Although the air-cooled Beetle disappeared from the U.S. market in the late 1970s for a multitude of reasons, it seemed at the time that a new Beetle was inevitable; we just didn’t think it would take until 1998 to get one. After several years of rumors and teasers, the New Beetle arrived just as an entire generation of buyers of growing affluence realized they were suffering from a debilitating case of nostalgia. Anxious to identify with the cultural touchstones of the past, they flocked to the New Beetle, which provided all the warm and fuzzy memories without triggering the nightmares inherent of its ancestor, a vehicle powered by a 40-hp 1.2-liter engine that could barely maintain 60 mph on an incline.
When it came, the New Beetle was dramatically improved in nearly every metric: ride; comfort; noise, vibration, and harshness; and reliability-well, for Volkswagen of the late ’90s, anyhow-and modern conveniences such as air conditioning and an automatic transmission. But those who stuck around long enough to get past the cute factor discovered that for the period, the New Beetle was a pretty darn good car, too. Did anyone care that the water-cooled engine was in the front? Maybe, but progress has a cost, and if the car could be made safer and more practical to produce, only the most hard-core devotes seemed disappointed.
Not long after its launch, Volkswagen began utilizing the Beetle as a palette for experimentation, creating convertibles and a turbocharged version, numerous special editions including a Barbie Beetle, a Denim Edition, and the Beetle Dune, among many other special editions and one-off concepts. The last major redesign came with the 2012 model year, when VW attempted to add an air of masculinity to the design and dropped the “New” from its name, simply calling it the “Beetle.” This also marks the point where the entire production of all third-gen Beetles was shifted to the Puebla facility, although the cars were shipped to 91 markets worldwide.
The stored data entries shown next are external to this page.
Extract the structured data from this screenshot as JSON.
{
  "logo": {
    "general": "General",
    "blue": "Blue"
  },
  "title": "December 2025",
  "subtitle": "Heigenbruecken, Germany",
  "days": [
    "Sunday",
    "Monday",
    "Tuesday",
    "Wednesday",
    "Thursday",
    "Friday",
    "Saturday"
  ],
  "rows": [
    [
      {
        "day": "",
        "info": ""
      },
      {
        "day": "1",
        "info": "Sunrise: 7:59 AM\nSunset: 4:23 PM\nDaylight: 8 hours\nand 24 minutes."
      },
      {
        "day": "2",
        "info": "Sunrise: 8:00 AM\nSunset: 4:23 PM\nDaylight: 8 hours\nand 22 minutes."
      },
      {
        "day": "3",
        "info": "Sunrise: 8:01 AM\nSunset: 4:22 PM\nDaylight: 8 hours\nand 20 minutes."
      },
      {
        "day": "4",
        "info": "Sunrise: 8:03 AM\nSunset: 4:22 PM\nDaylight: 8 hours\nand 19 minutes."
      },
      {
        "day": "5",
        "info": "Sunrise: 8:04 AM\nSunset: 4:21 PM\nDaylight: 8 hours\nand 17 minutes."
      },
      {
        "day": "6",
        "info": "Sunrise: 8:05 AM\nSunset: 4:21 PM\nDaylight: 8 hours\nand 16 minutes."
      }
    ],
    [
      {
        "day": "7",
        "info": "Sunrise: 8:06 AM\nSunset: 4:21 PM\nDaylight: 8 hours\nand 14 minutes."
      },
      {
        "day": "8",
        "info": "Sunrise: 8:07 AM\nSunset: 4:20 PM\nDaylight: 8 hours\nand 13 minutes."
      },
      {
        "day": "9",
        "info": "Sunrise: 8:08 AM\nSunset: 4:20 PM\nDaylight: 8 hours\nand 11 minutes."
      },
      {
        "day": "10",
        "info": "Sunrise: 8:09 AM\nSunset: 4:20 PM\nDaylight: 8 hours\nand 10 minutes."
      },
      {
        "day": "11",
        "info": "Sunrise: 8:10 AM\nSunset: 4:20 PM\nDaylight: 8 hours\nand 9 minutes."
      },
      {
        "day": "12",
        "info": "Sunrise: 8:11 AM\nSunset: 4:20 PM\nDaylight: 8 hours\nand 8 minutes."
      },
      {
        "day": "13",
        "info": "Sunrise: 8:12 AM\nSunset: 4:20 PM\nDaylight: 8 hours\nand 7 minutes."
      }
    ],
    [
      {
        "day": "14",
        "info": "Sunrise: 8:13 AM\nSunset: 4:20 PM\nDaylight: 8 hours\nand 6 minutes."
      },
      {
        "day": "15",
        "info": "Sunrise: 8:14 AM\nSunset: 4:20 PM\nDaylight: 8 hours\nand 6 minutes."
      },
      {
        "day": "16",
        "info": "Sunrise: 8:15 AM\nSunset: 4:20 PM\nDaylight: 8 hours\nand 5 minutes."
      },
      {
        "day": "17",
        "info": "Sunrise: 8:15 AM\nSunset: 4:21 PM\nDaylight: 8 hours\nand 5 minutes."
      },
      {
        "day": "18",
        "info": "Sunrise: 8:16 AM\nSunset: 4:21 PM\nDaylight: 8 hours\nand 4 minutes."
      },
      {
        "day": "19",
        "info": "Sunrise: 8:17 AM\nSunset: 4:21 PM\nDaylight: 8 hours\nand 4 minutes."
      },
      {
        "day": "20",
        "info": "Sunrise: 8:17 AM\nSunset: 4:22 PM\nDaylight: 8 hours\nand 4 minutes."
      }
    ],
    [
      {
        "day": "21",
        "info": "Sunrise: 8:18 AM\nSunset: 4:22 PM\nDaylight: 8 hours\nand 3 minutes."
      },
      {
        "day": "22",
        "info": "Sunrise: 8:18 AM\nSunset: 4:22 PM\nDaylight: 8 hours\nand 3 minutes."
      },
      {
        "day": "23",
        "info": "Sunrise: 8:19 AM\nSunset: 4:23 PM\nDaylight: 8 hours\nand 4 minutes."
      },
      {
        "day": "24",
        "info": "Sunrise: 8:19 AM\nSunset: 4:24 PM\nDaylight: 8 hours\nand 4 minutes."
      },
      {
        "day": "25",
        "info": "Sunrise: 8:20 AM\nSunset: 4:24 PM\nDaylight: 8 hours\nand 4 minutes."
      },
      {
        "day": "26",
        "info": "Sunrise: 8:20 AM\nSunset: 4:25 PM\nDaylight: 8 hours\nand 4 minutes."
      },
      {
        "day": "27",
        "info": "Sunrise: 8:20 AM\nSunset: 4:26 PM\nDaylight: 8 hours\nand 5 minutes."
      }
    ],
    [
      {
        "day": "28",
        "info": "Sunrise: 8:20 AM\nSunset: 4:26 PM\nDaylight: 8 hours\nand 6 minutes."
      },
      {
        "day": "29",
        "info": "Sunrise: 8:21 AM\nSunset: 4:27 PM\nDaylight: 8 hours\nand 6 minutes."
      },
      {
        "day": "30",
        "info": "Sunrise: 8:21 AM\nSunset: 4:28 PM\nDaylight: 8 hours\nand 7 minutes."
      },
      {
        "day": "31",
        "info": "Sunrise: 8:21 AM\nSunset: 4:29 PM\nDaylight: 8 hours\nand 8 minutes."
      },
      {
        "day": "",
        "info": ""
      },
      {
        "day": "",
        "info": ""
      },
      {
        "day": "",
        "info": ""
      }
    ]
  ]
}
Although we’re sad to see the Beetle-new, old, or otherwise-fade off into the golden-hued sunset, Volkswagen isn’t finished mining its past for future product. Just two years ago Volkswagen confirmed the I.D. Buzz for production, signaling the next wave of forward-facing vehicles with a foot in the past. A modern interpretation of the classic Microbus, the Volkswagen I.D. Buzz electric vehicle is a high-tech tour de force, and it’s scheduled to hit showrooms in 2022.